Дмитрий вернулся в свой номер.
Он прокрутил в голове последний разговор с Милославским, и трость с рукоятью в форме головы черного пуделя опять всплыла в памяти.
– Господин Лебедев, – встревожено произнес хозяин пансиона.
Дмитрий не заметил, как тот вошел в комнату. Да и сколько минуло времени – неизвестно, но, увидев Павла Аркадьевича с тростью и голубым конвертом в руках, вымолвил:
– Да? Как он?
– Это был апоплексический удар. Слуги увезли его в город в ближайшую больницу. Но к господину Милославскому вернулось сознание еще в номере, и он, указав на стол, еле прошептал: «Конверт». Я взял его и прочитал, уж не осуждайте. Трость и письмо принадлежат вам.

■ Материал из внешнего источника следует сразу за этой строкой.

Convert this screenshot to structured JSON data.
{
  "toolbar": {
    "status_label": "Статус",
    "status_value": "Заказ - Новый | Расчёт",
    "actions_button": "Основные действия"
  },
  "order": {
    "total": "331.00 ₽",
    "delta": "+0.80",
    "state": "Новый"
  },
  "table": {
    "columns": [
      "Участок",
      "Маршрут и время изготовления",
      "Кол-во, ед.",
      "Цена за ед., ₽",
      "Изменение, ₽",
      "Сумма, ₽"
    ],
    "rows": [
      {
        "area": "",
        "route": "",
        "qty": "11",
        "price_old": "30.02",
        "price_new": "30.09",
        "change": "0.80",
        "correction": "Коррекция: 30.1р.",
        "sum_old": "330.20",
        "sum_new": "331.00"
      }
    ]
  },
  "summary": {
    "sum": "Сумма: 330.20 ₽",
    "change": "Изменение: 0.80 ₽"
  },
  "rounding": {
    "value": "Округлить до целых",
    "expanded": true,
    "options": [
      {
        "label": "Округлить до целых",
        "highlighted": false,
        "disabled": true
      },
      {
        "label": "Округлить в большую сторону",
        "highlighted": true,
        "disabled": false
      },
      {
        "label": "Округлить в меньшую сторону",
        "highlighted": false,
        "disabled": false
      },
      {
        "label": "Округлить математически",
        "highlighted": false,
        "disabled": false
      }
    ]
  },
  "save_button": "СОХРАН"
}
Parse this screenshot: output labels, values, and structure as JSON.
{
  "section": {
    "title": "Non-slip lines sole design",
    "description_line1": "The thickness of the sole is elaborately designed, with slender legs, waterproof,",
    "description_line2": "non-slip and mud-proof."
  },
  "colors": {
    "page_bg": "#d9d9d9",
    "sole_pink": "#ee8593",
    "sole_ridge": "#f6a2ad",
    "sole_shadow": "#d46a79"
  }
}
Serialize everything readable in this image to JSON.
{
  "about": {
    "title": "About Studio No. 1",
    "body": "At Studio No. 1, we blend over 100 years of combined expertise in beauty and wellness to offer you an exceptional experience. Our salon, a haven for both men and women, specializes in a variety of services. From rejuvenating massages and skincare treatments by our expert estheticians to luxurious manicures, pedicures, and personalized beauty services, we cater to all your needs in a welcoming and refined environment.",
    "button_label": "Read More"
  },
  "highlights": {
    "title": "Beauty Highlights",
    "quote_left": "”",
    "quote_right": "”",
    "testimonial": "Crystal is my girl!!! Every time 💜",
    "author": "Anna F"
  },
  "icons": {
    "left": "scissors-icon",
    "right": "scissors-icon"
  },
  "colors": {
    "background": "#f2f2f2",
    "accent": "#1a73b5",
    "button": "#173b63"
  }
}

Дмитрий, удивленно взяв конверт, извлек короткую записку:
«Уважаемый господин Лебедев, я приношу извинения. Я вел себя бестактно по отношению к вам. По сему, в знак будущих отношений примите трость. Какой сделаете вывод, воля ваша. Я буду ждать решения. Я не знаю, каковы были причины моего поступка? Для чего я играл в тайну? Что подтолкнуло к витиеватости? Но для меня имеет вес ваше мнение. Почему? – На этот вопрос не отвечу. Я в растерянности. Никогда, ни при каких обстоятельствах я не дорожил чужими словами. Так случилось, я шел по жизни, не касаясь людей. До сего дня.